In some ways, it is Obamacare’s enrollment process that creates the greatest opportunity for organizing and movement building. The lessons of labor and electoral organizing (i.e. a focus on metrics, the skill of going door-to-door, etc.) have uniquely positioned community based organizations like South LA’s Community Coalition (CoCo) to organize around the implementation of the ACA. CoCo’s President and CEO, Marqueece Harris-Dawson, explained that the organization is getting out into the community to explain how the expanded eligibility for Medicaid and health insurance apply to the neighborhood’s many low-income residents. But beyond the unprecedented access to quality healthcare that the law will offer people, the enrollment process also gives organizers an opportunity to demonstrate real tangible benefits of policy change.
Too often, policy debates in Congress don’t seem relevant to people’s daily lives, but many progressive strategists have noted that Obamacare’s positive impact on people’s lives is one of the program’s unsung virtues. Earlier this summer, the director of the nation’s leading Grassroots health care coalition, HCAN, noted that the ACA both “makes private insurance, Medicare, and Medicaid better for those who have them, and it unlocks the door to insurance and public benefits for those who don’t,” but also warned that the “future of Obamacare is inextricably linked to the ability of progressives to build lasting organizations that take action where people live and work.” The promise of the ACA is also bound up with the peril that organizations on the ground will not be as ready as St. John’s and the Community Coalition to find the opportunity in Obamacare.
Manuel Pastor, a professor at the University of Southern California (which is located in South LA), talked to our team about the elements of movement building that his research has identified and how to apply those elements in the context of a non-movement event – such as the nuts and bolts implementation of the ACA. He talked about the importance of both “signing up” and “skying up”. He used these two terms to distinguish between the transactional process of building scale by enrolling people in the new health exchanges and expanded Medicaid programs, and the transformational process of building grassroots leadership by engaging people in the kinds of conversations that St. John’s and CoCo are having with residents about healthcare as a fundamental human right.
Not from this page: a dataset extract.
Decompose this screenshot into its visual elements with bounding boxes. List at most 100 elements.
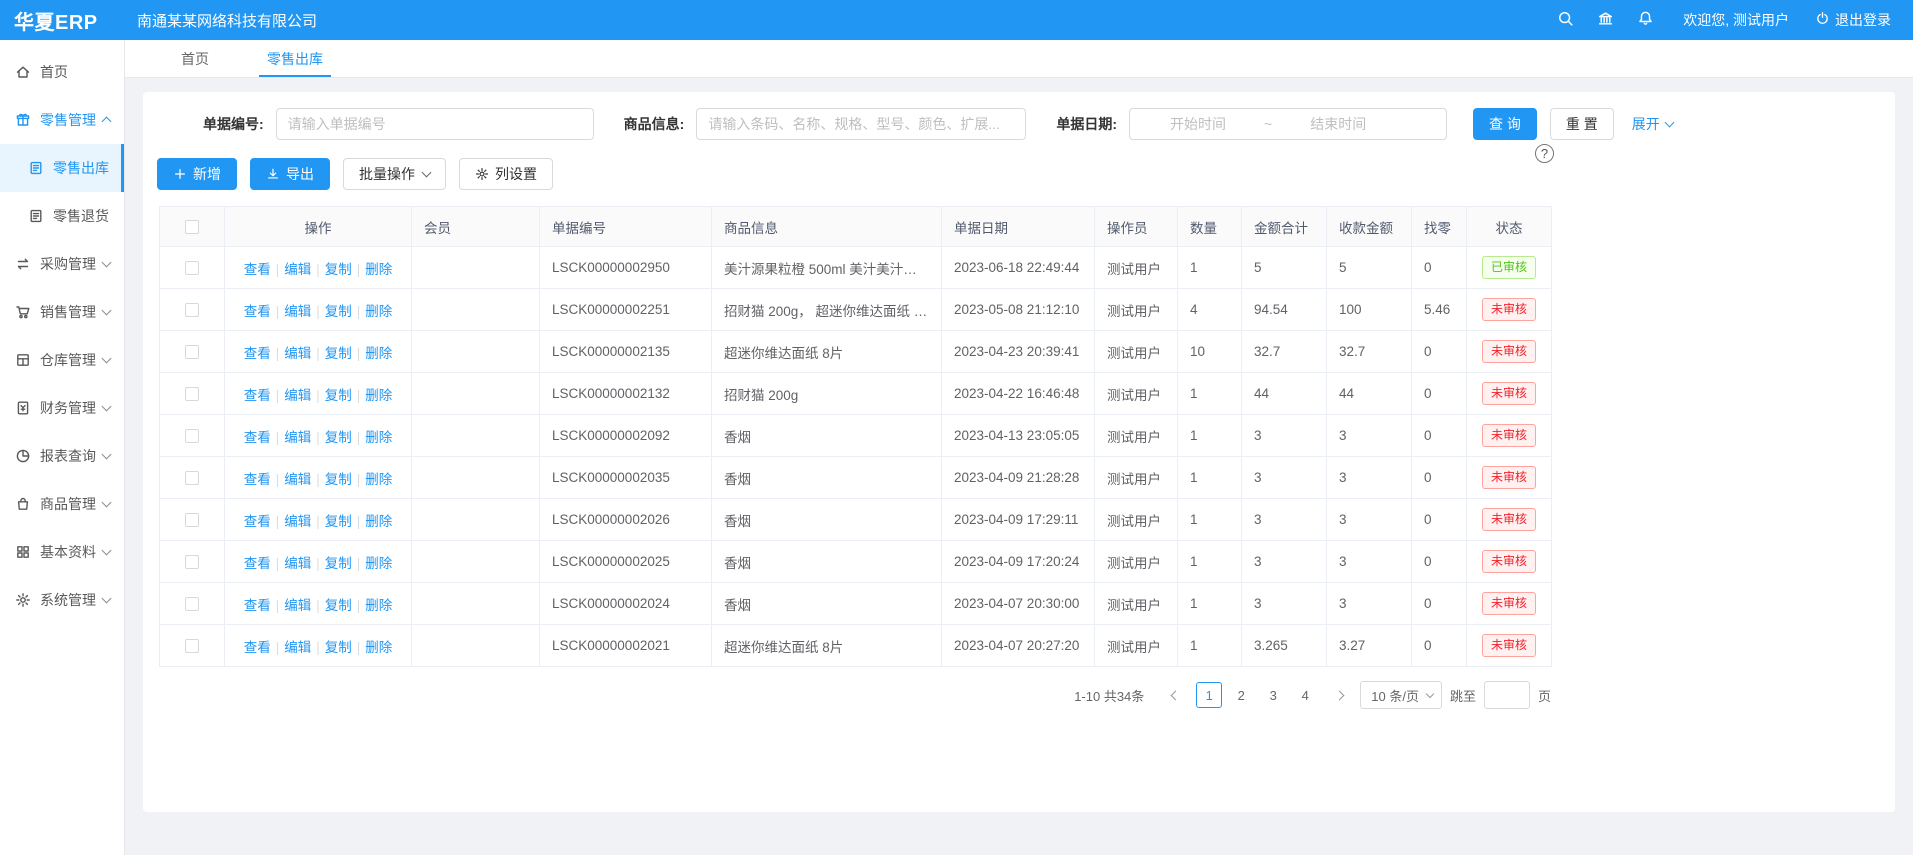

Throughout the various conversations we had about ACA in South LA, the movement building potential of Obamacare was clear, and the fact that the organizations and leaders we met were ready to use the new law as an opportunity to build movement was inspiring. We did worry however whether South LA was ahead of the curve. Are your community’s health centers and organizing groups ready to turn the implementation of the ACA into an opportunity to build movement?